Jono Hickey

Personal information
- Full name: Jonathan David Hickey
- Born: 30 March 1991 (age 35) Auckland, New Zealand
- Nickname: Jono, Wee
- Height: 1.73 m (5 ft 8 in)
- Batting: Left-handed
- Bowling: Leg break
- Role: Wicket-keeper

Domestic team information
- 2012/13–2014/15: Northern Districts

Career statistics
| Competition | FC | LA | T20 |
| Matches | 2 | 21 | 4 |
| Runs scored | 64 | 460 | 1 |
| Batting average | 16.00 | 23.00 | 1.00 |
| 100s/50s | 0/0 | 0/2 | 0/0 |
| Top score | 32 | 67 | 1 |
| Catches/stumpings | 2/– | 6/– | 2/– |
- Source: ESPNcricinfo, 2 October 2024

= Jono Hickey =

New Zealand sportsman

Jonathan David Hickey (born 30 March 1991) is a New Zealand former sportsman who played representatively in cricket and rugby union, playing wicket-keeper and batsman for the Northern Districts and playing in the scrum-half position for the provincial based ITM Cup side Auckland. Hickey attended Saint Kentigern College and is the older brother of Blues first five-eighths Simon.

==Cricket career==
Hickey spent his formative cricketing years with Auckland's Cornwall Cricket Club before a move to Counties Manukau after being unsuccessful with making junior representative sides. He joined the Manukau Cricket Club as a 15-year-old and within a year he'd attracted the attention of the New Zealand under-19 selectors. As well as playing for and captaining the Counties Manukau under-17's and under-19's and the Northern District under-19s, Hickey made his premier club cricket debut and his first-class debut for Counties Manukau in 2008.

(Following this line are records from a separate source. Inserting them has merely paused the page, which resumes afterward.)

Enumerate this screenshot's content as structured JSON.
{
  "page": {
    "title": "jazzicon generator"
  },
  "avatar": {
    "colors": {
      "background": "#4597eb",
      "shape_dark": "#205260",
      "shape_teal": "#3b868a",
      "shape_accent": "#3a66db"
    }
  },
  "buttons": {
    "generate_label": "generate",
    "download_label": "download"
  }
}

He then got his first taste of international cricket featuring in the New Zealand under-19 side with three friendlies against Pakistan in Blenheim. Hickey also represented the under-19 side in the 2010 ICC Under-19 Cricket World Cup hosted by New Zealand.

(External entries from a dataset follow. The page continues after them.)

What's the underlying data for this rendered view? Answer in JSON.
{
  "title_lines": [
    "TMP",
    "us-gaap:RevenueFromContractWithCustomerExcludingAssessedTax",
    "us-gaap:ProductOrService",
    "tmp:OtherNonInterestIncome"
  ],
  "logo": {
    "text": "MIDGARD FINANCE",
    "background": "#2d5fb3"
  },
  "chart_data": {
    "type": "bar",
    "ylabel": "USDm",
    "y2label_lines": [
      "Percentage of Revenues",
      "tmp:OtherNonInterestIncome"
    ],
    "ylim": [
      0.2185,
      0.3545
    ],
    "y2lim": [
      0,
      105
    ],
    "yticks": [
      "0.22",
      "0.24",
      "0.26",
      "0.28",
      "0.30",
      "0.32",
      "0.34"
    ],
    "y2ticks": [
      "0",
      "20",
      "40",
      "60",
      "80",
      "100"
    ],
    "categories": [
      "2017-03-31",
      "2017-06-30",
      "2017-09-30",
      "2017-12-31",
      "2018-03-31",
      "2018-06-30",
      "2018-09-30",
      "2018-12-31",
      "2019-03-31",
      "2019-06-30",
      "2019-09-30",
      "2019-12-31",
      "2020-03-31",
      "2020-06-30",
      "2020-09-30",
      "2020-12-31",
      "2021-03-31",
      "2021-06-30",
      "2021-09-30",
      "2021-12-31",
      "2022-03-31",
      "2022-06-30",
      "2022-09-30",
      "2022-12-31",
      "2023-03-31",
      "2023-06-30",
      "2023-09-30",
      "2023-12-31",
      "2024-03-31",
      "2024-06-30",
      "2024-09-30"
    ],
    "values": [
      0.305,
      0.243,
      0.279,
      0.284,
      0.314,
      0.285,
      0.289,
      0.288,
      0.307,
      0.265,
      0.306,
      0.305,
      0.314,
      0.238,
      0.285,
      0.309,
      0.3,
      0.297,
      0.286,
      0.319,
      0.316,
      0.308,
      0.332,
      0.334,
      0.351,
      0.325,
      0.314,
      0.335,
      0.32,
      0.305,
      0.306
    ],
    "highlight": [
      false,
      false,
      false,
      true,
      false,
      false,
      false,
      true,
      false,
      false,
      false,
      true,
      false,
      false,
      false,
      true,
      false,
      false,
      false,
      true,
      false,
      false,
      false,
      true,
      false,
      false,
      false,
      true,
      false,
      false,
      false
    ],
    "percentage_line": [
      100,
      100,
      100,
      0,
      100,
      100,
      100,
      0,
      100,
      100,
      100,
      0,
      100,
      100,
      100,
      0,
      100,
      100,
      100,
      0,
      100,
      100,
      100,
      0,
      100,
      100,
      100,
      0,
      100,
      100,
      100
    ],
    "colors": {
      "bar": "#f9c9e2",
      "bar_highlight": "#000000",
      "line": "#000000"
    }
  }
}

After being a New Zealand Under-19 graduate he switched provinces, moving south to represent Marlborough before leaving to Ireland in 2011 to feature in the Leinster Senior League and Irish Senior Cup for Pembroke. Hickey was then held back by a few injuries and missed opportunities in recent seasons to make his List A debut for the Northern Districts. He overcame that in style, coming into the Ford Trophy side with great zest and punching out vital half-centuries under pressure. Hickey eventually made his First-class debut with side against Auckland during the 2013–14 Plunket Shield season.

==Rugby career==

Hickey played halfback for the Auckland rugby club Grammar TEC and was selected in the Auckland squad for the 2015 ITM Cup. He continued to play for Auckland in the 2016 and 2017 Mitre 10 Cup seasons. Hickey also coached at Grammar TEC and schools around Auckland to promote rugby in Auckland
He left Auckland in 2017 to play for the Toyota Shokki team in Japan.

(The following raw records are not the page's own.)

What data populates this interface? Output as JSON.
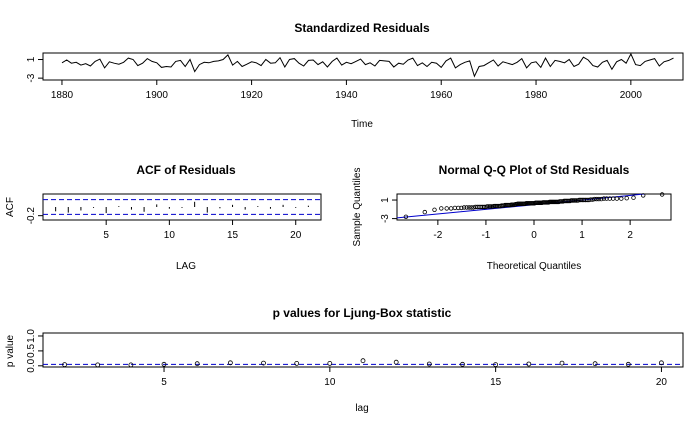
{
  "chart_data": [
    {
      "type": "line",
      "title": "Standardized Residuals",
      "xlabel": "Time",
      "ylabel": "",
      "xlim": [
        1876,
        2011
      ],
      "ylim": [
        -3.4,
        2.4
      ],
      "xticks": [
        "1880",
        "1900",
        "1920",
        "1940",
        "1960",
        "1980",
        "2000"
      ],
      "yticks": [
        "-3",
        "1"
      ],
      "x_start": 1880,
      "x_end": 2009,
      "series": [
        {
          "values": [
            0.3,
            0.9,
            0.2,
            0.4,
            -0.2,
            0.1,
            -0.4,
            0.6,
            1.1,
            -0.8,
            0.5,
            0.2,
            0.0,
            0.4,
            1.3,
            1.0,
            -0.3,
            0.2,
            1.2,
            0.6,
            0.3,
            -0.7,
            -0.5,
            -0.6,
            0.6,
            0.8,
            -0.5,
            1.0,
            -1.6,
            -0.1,
            0.4,
            0.3,
            0.6,
            0.7,
            1.0,
            2.0,
            -0.2,
            0.6,
            -0.5,
            0.0,
            0.5,
            0.3,
            -0.3,
            1.0,
            0.2,
            0.3,
            1.4,
            -0.6,
            1.0,
            1.2,
            0.2,
            -0.4,
            0.8,
            0.9,
            -0.1,
            0.5,
            -0.6,
            0.6,
            1.3,
            -0.2,
            0.4,
            0.1,
            0.6,
            1.1,
            -0.1,
            0.3,
            -0.4,
            0.8,
            0.7,
            0.6,
            -0.6,
            0.2,
            0.0,
            0.9,
            1.3,
            -0.3,
            0.3,
            -0.5,
            0.4,
            0.2,
            -0.7,
            0.7,
            1.3,
            -0.8,
            -0.1,
            0.4,
            0.7,
            -2.6,
            -0.5,
            -0.3,
            0.3,
            0.9,
            -0.4,
            0.5,
            0.2,
            -0.1,
            0.4,
            1.2,
            -0.8,
            0.3,
            0.5,
            -0.7,
            1.3,
            -0.5,
            0.8,
            0.6,
            0.3,
            1.0,
            -0.5,
            0.0,
            1.5,
            0.9,
            -0.3,
            -0.6,
            0.4,
            0.8,
            -1.1,
            0.5,
            1.0,
            0.2,
            2.2,
            -0.1,
            -0.3,
            0.6,
            0.9,
            1.2,
            -0.4,
            0.5,
            0.8,
            1.3
          ]
        }
      ]
    },
    {
      "type": "bar",
      "title": "ACF of Residuals",
      "xlabel": "LAG",
      "ylabel": "ACF",
      "xlim": [
        0,
        22
      ],
      "ylim": [
        -0.3,
        0.3
      ],
      "xticks": [
        "5",
        "10",
        "15",
        "20"
      ],
      "yticks": [
        "-0.2"
      ],
      "lags": [
        1,
        2,
        3,
        4,
        5,
        6,
        7,
        8,
        9,
        10,
        11,
        12,
        13,
        14,
        15,
        16,
        17,
        18,
        19,
        20,
        21
      ],
      "values": [
        -0.1,
        -0.13,
        -0.08,
        -0.02,
        -0.14,
        0.02,
        -0.06,
        -0.11,
        0.06,
        -0.04,
        -0.02,
        0.12,
        -0.13,
        -0.03,
        0.05,
        -0.06,
        0.02,
        -0.04,
        0.05,
        -0.02,
        0.03
      ],
      "band": 0.17
    },
    {
      "type": "scatter",
      "title": "Normal Q-Q Plot of Std Residuals",
      "xlabel": "Theoretical Quantiles",
      "ylabel": "Sample Quantiles",
      "xlim": [
        -2.85,
        2.85
      ],
      "ylim": [
        -3.3,
        2.3
      ],
      "xticks": [
        "-2",
        "-1",
        "0",
        "1",
        "2"
      ],
      "yticks": [
        "-3",
        "1"
      ],
      "line": {
        "intercept": 0.0,
        "slope": 1.0
      }
    },
    {
      "type": "scatter",
      "title": "p values for Ljung-Box statistic",
      "xlabel": "lag",
      "ylabel": "p value",
      "xlim": [
        1.35,
        20.65
      ],
      "ylim": [
        -0.04,
        1.1
      ],
      "xticks": [
        "5",
        "10",
        "15",
        "20"
      ],
      "yticks": [
        "0.0",
        "0.5",
        "1.0"
      ],
      "ref": 0.05,
      "x": [
        2,
        3,
        4,
        5,
        6,
        7,
        8,
        9,
        10,
        11,
        12,
        13,
        14,
        15,
        16,
        17,
        18,
        19,
        20
      ],
      "y": [
        0.04,
        0.03,
        0.03,
        0.05,
        0.07,
        0.1,
        0.09,
        0.08,
        0.08,
        0.17,
        0.12,
        0.06,
        0.05,
        0.04,
        0.06,
        0.09,
        0.07,
        0.05,
        0.1
      ]
    }
  ]
}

In 2019 Hickey signed to play with the Hurricanes and Wellington Rugby however was ruled out of the entire 2019 playing year with a major shoulder injury in a Super Rugby pre season match. With his injury and COVID-19 restrictions in Auckland his opportunities to continue his rugby were limited until he received a call to play for the Otago team in the 2020 Mitre 10 Cup. He played 4 games for Otago in October and November 2020.

In March 2022 Hickey was announced as the new Grammar TEC rugby club Director of Rugby. In 2022 he joined the Auckland NPC team as an Assistant Coach.